3 December 2021
As the economy emerged from the initial impact of COVID-19 and the sharpest decline in activity since the Great Depression, the market looked towards a recovery. While a bounce-back was expected, resilience transformed into a record-breaking year with strong momentum going into 2022.
In M&A globally, 2021 saw the strongest opening months on record1 with a number of factors combining to create conditions conducive to a boom. The year saw a resurgence of cross-border business and consumer confidence as a result of increased vaccination rates, and corporates and investors transitioning to a ‘living with COVID’ mindset. This shift in mentality manifested a ‘bigger is better’ trend, with unprecedented levels of dry powder looking to be deployed and an increased number of consortiums to facilitate high value ‘mega deals’. M&A was also well supported by capital markets more broadly, with ample liquidity in debt markets for Australian corporates and sponsors, supported by the current low interest rate environment, and strong equity market performance, including a significant year for companies going public.
Looking to 2022, the emerging COVID variant Omicron has caused uncertainty to increase again. It is likely that the renewed uncertainty will keep central banks in dovish mode for a while longer, despite the increasing inflationary concerns. Activity-wise, we expect M&A to remain strong, supported by ongoing availability of cheap capital; an increase in corporate appetite for growth and diversification; a move to offensive strategic activity in digitisation and decarbonisation; and ESG commitments now at the forefront of corporate, investor and public interest.
Co-Head of Equity Capital Markets, Macquarie Capital
Australia and New Zealand
Last year, we expected that acceleration or disruption of long-term structural trends like urbanisation, resilience, digitisation and the energy transition would be the main catalysts for market activity in 20212.
The aggressive pace of digital transformation continued in 2021, with most sectors recognising the need to close the digital divide. In education, while the rapid transformation to online learning put a spotlight on a severe lack of existing digital infrastructure in the sector, it also renewed focus on equitable learning opportunities for all and alleviated the longstanding headwinds in EdTech. Australia and New Zealand’s EdTech market is now poised for growth, with 68 per cent of EdTech companies already selling overseas and 97 per cent planning to do so.3
Chart 1: ‘Online Education in Australia - Market Research Report’, IBIS World, 13 May 2021.
Global Head of Software and Services and Co-Head of Macquarie Capital,
Alongside EdTech, other sub-sectors are also gathering momentum across the region. AgTech is emerging, with predictions it will become a $A100 billion industry by 20304; Australian FinTech is entering the global stage with deal interest and capital raisings increasing in size; and digital infrastructure is being propelled by demand for data centres and fibre networks. More broadly, digitisation shows no signs of slowing down and will continue to disrupt and transform traditionally under-digitised sectors, like healthcare, risk and compliance, resources and manufacturing.

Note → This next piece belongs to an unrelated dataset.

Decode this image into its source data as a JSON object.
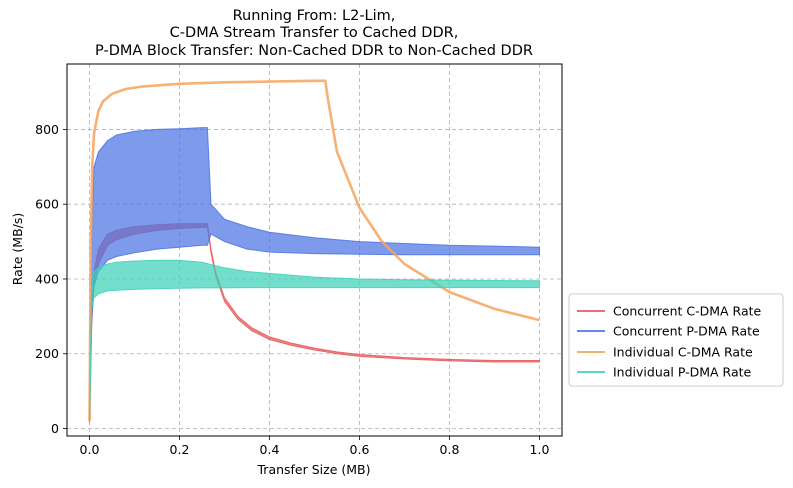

Head of Technology, Macquarie Capital
Australia and New Zealand
This year has seen a societal consensus on the need to act on climate change and reduce emissions - highlighted on a global stage at the COP26 conference this year. This public demand and bottom-up pressure from the broader investor community has helped accelerate Australia’s green transition, with the expectation that all ASX100 corporates will soon commit to net zero. Those that do will likely find it easier to attract investment capital, with ~$A27 billion of dry powder5 looking to be deployed in green infrastructure and sustainable assets; and to facilitate large-scale M&A in support of the energy transition.

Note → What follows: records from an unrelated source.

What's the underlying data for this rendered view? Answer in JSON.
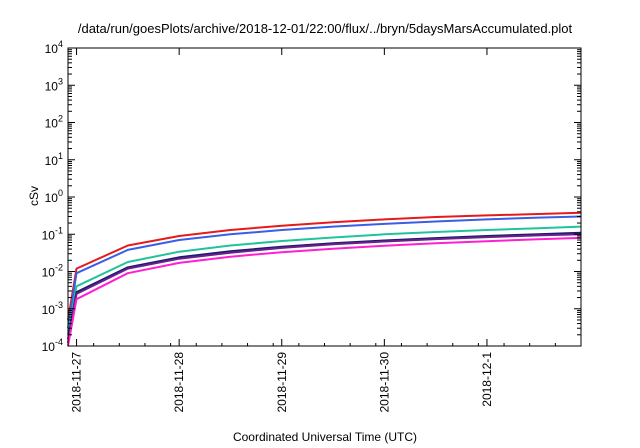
{
  "chart_data": {
    "type": "line",
    "title": "/data/run/goesPlots/archive/2018-12-01/22:00/flux/../bryn/5daysMarsAccumulated.plot",
    "xlabel": "Coordinated Universal Time (UTC)",
    "ylabel": "cSv",
    "y_scale": "log",
    "ylim_exponents": [
      -4,
      4
    ],
    "y_ticks": [
      {
        "base": "10",
        "exp": "4"
      },
      {
        "base": "10",
        "exp": "3"
      },
      {
        "base": "10",
        "exp": "2"
      },
      {
        "base": "10",
        "exp": "1"
      },
      {
        "base": "10",
        "exp": "0"
      },
      {
        "base": "10",
        "exp": "-1"
      },
      {
        "base": "10",
        "exp": "-2"
      },
      {
        "base": "10",
        "exp": "-3"
      },
      {
        "base": "10",
        "exp": "-4"
      }
    ],
    "x_range_days": [
      "2018-11-26T22:00",
      "2018-12-01T22:00"
    ],
    "x_ticks": [
      "2018-11-27",
      "2018-11-28",
      "2018-11-29",
      "2018-11-30",
      "2018-12-1"
    ],
    "grid": false,
    "legend": "none",
    "x": [
      "2018-11-26T22:00",
      "2018-11-27T00:00",
      "2018-11-27T12:00",
      "2018-11-28T00:00",
      "2018-11-28T12:00",
      "2018-11-29T00:00",
      "2018-11-29T12:00",
      "2018-11-30T00:00",
      "2018-11-30T12:00",
      "2018-12-01T00:00",
      "2018-12-01T12:00",
      "2018-12-01T22:00"
    ],
    "series": [
      {
        "color": "#e41a1c",
        "values": [
          0.0005,
          0.012,
          0.05,
          0.09,
          0.13,
          0.17,
          0.21,
          0.25,
          0.29,
          0.32,
          0.35,
          0.38
        ]
      },
      {
        "color": "#3a5ee6",
        "values": [
          0.0003,
          0.009,
          0.038,
          0.07,
          0.1,
          0.13,
          0.16,
          0.19,
          0.22,
          0.25,
          0.28,
          0.3
        ]
      },
      {
        "color": "#20c49b",
        "values": [
          0.0002,
          0.004,
          0.018,
          0.034,
          0.05,
          0.066,
          0.082,
          0.1,
          0.115,
          0.13,
          0.145,
          0.16
        ]
      },
      {
        "color": "#1a1a6e",
        "values": [
          0.00015,
          0.0028,
          0.013,
          0.024,
          0.035,
          0.046,
          0.057,
          0.068,
          0.079,
          0.09,
          0.1,
          0.11
        ]
      },
      {
        "color": "#6a1f8a",
        "values": [
          0.00012,
          0.0025,
          0.012,
          0.022,
          0.032,
          0.043,
          0.054,
          0.064,
          0.074,
          0.084,
          0.093,
          0.1
        ]
      },
      {
        "color": "#ff1fd2",
        "values": [
          0.0001,
          0.0018,
          0.009,
          0.017,
          0.025,
          0.033,
          0.041,
          0.049,
          0.057,
          0.065,
          0.073,
          0.08
        ]
      }
    ]
  }
}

Co-Head of Macquarie Capital
Australia and New Zealand
While the finance sector and corporate Australia will continue to lead the way in the energy transition, technology is also playing a key role, with emerging opportunities in:
Energy storage: representing an expected >$A1 trillion opportunity6 for the technology industry to create large-scale energy storage solutions
Transport: expecting an increase in EV demand by 18 per cent p.a. over the next 10 years,7 with significant investments in charging infrastructure required to support this
Battery minerals: experiencing an acceleration in the sector, ignited by the increasing EV demand – with graphite, lithium and cobalt as the main “winners” (albeit off low bases).8
Chart 2: ‘Lithium Economics Through the Value Chain’, CRU Consulting, 31 March 2020.

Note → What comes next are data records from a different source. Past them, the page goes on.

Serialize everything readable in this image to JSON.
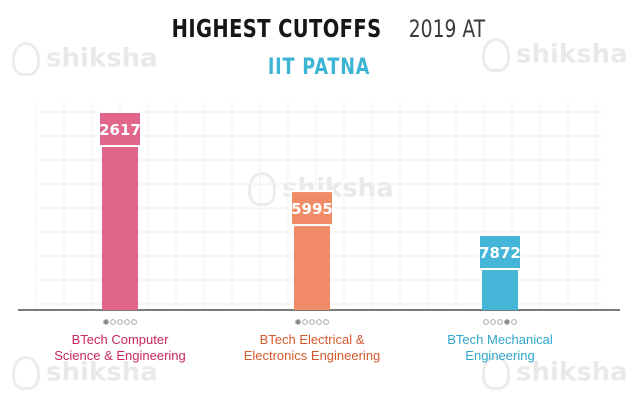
{
  "brand": {
    "watermark": "shiksha"
  },
  "header": {
    "title": "HIGHEST CUTOFFS",
    "title_year": "2019 AT",
    "subtitle": "IIT PATNA"
  },
  "chart_data": {
    "type": "bar",
    "title": "HIGHEST CUTOFFS 2019 AT IIT PATNA",
    "categories": [
      "BTech Computer Science & Engineering",
      "BTech Electrical & Electronics Engineering",
      "BTech Mechanical Engineering"
    ],
    "category_lines": [
      [
        "BTech Computer",
        "Science & Engineering"
      ],
      [
        "BTech Electrical &",
        "Electronics Engineering"
      ],
      [
        "BTech Mechanical",
        "Engineering"
      ]
    ],
    "values": [
      2617,
      5995,
      7872
    ],
    "value_labels": [
      "2617",
      "5995",
      "7872"
    ],
    "colors": [
      "#e2668c",
      "#f28c68",
      "#45b5d8"
    ],
    "label_colors": [
      "#c9275b",
      "#d2592c",
      "#2fa6cc"
    ],
    "grid": true,
    "legend": "none"
  }
}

In Australia, it’s clear that the sentiment around the pandemic can shift quickly. Both the emerging COVID variant and the upcoming federal election provide potential causes for uncertainty in 2022. However, there are signs that the economy has transitioned to ‘living with COVID’. GDP and employment have returned to pre-COVID levels and Australia now enjoys the title of a world vaccination leader. This, on top of a record-breaking year, growing consumer, corporate and investor confidence, and proliferating opportunities in digital transformation, ESG and the energy transition, indicates that momentum will continue into 2022 and beyond.